Sem barreiras religiosas?
Elas haviam caído. Quando os jovens se puseram a patrulhar de noite as ruas sem polícia para garantir a segurança, não contava mais se eram muçulmanas ou cristãs. Estavam animados por um sentimento de fraternidade nacional, por um sentimento comum de cidadania.

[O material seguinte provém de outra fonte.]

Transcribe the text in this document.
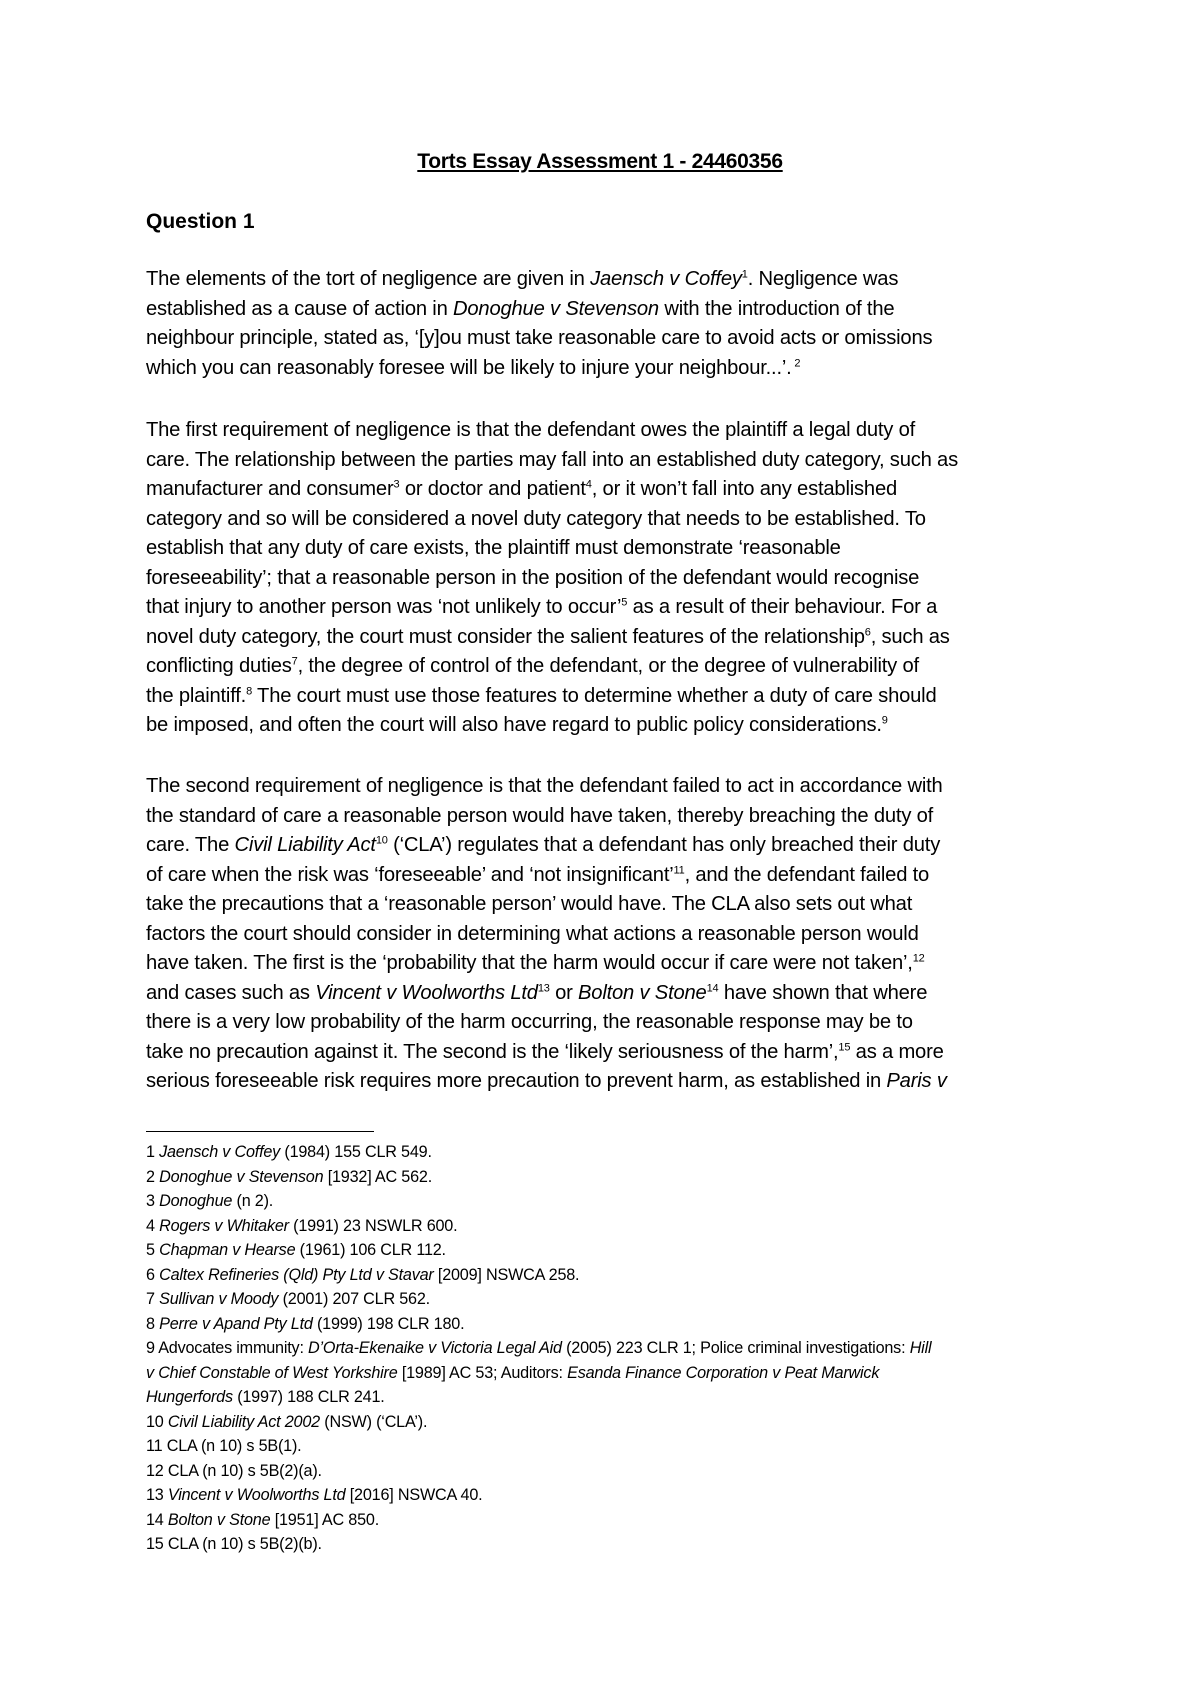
Torts Essay Assessment 1 - 24460356
Question 1
The elements of the tort of negligence are given in Jaensch v Coffey$^1$. Negligence was
established as a cause of action in Donoghue v Stevenson with the introduction of the
neighbour principle, stated as, ‘[y]ou must take reasonable care to avoid acts or omissions
which you can reasonably foresee will be likely to injure your neighbour...’. $^2$
The first requirement of negligence is that the defendant owes the plaintiff a legal duty of
care. The relationship between the parties may fall into an established duty category, such as
manufacturer and consumer$^3$ or doctor and patient$^4$, or it won’t fall into any established
category and so will be considered a novel duty category that needs to be established. To
establish that any duty of care exists, the plaintiff must demonstrate ‘reasonable
foreseeability’; that a reasonable person in the position of the defendant would recognise
that injury to another person was ‘not unlikely to occur’$^5$ as a result of their behaviour. For a
novel duty category, the court must consider the salient features of the relationship$^6$, such as
conflicting duties$^7$, the degree of control of the defendant, or the degree of vulnerability of
the plaintiff.$^8$ The court must use those features to determine whether a duty of care should
be imposed, and often the court will also have regard to public policy considerations.$^9$
The second requirement of negligence is that the defendant failed to act in accordance with
the standard of care a reasonable person would have taken, thereby breaching the duty of
care. The Civil Liability Act$^{10}$ (‘CLA’) regulates that a defendant has only breached their duty
of care when the risk was ‘foreseeable’ and ‘not insignificant’$^{11}$, and the defendant failed to
take the precautions that a ‘reasonable person’ would have. The CLA also sets out what
factors the court should consider in determining what actions a reasonable person would
have taken. The first is the ‘probability that the harm would occur if care were not taken’,$^{12}$
and cases such as Vincent v Woolworths Ltd$^{13}$ or Bolton v Stone$^{14}$ have shown that where
there is a very low probability of the harm occurring, the reasonable response may be to
take no precaution against it. The second is the ‘likely seriousness of the harm’,$^{15}$ as a more
serious foreseeable risk requires more precaution to prevent harm, as established in Paris v
1 Jaensch v Coffey (1984) 155 CLR 549.
2 Donoghue v Stevenson [1932] AC 562.
3 Donoghue (n 2).
4 Rogers v Whitaker (1991) 23 NSWLR 600.
5 Chapman v Hearse (1961) 106 CLR 112.
6 Caltex Refineries (Qld) Pty Ltd v Stavar [2009] NSWCA 258.
7 Sullivan v Moody (2001) 207 CLR 562.
8 Perre v Apand Pty Ltd (1999) 198 CLR 180.
9 Advocates immunity: D’Orta-Ekenaike v Victoria Legal Aid (2005) 223 CLR 1; Police criminal investigations: Hill
v Chief Constable of West Yorkshire [1989] AC 53; Auditors: Esanda Finance Corporation v Peat Marwick
Hungerfords (1997) 188 CLR 241.
10 Civil Liability Act 2002 (NSW) (‘CLA’).
11 CLA (n 10) s 5B(1).
12 CLA (n 10) s 5B(2)(a).
13 Vincent v Woolworths Ltd [2016] NSWCA 40.
14 Bolton v Stone [1951] AC 850.
15 CLA (n 10) s 5B(2)(b).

Os governos ocidentais se perguntam, agora, que papel os grupos fundamentalistas islâmicos irão desempenhar no Egito e no Magreb.
Entre nós, os Irmãos Muçulmanos são bem organizados e estão presentes há muito tempo na sociedade. Agora, eles também têm seus representantes na comissão, que irá preparar a nova Constituição.

É possível ter confiança?
Os seus ideais são conhecidos e estão publicados. O que eles declaram hoje é diferente: falam de unidade, democracia, igualdade, dizem que não querem o poder. Confiar? O futuro nos dará a resposta. Se olho ao que escreviam, tendo pelo "não". Se vejo o que dizem hoje, prevalece o "sim". Naturalmente, há grupos mais extremistas e grupos mais moderados.

Mas, nessas situações, é preciso escolher o que fazer.
Considero que é justo que tenham o seu partido político, mas no quadro de um Estado civil em que todos estão unidos pela igualdade dos direitos. É diferente o caso de quem queira utilizar a liberdade e a democracia para criar uma autocracia religiosa.

O que o senhor entende por Estado civil?
Prefiro esse termo a "laico", que evoca uma imagem arreligiosa ou antirreligiosa. Quero dizer um Estado baseado nos direitos do homem e na liberdade religiosa.

Há algum perigo que lhe preocupe?
Gostaria que ninguém nos roubasse a esperança e os objetivos comuns.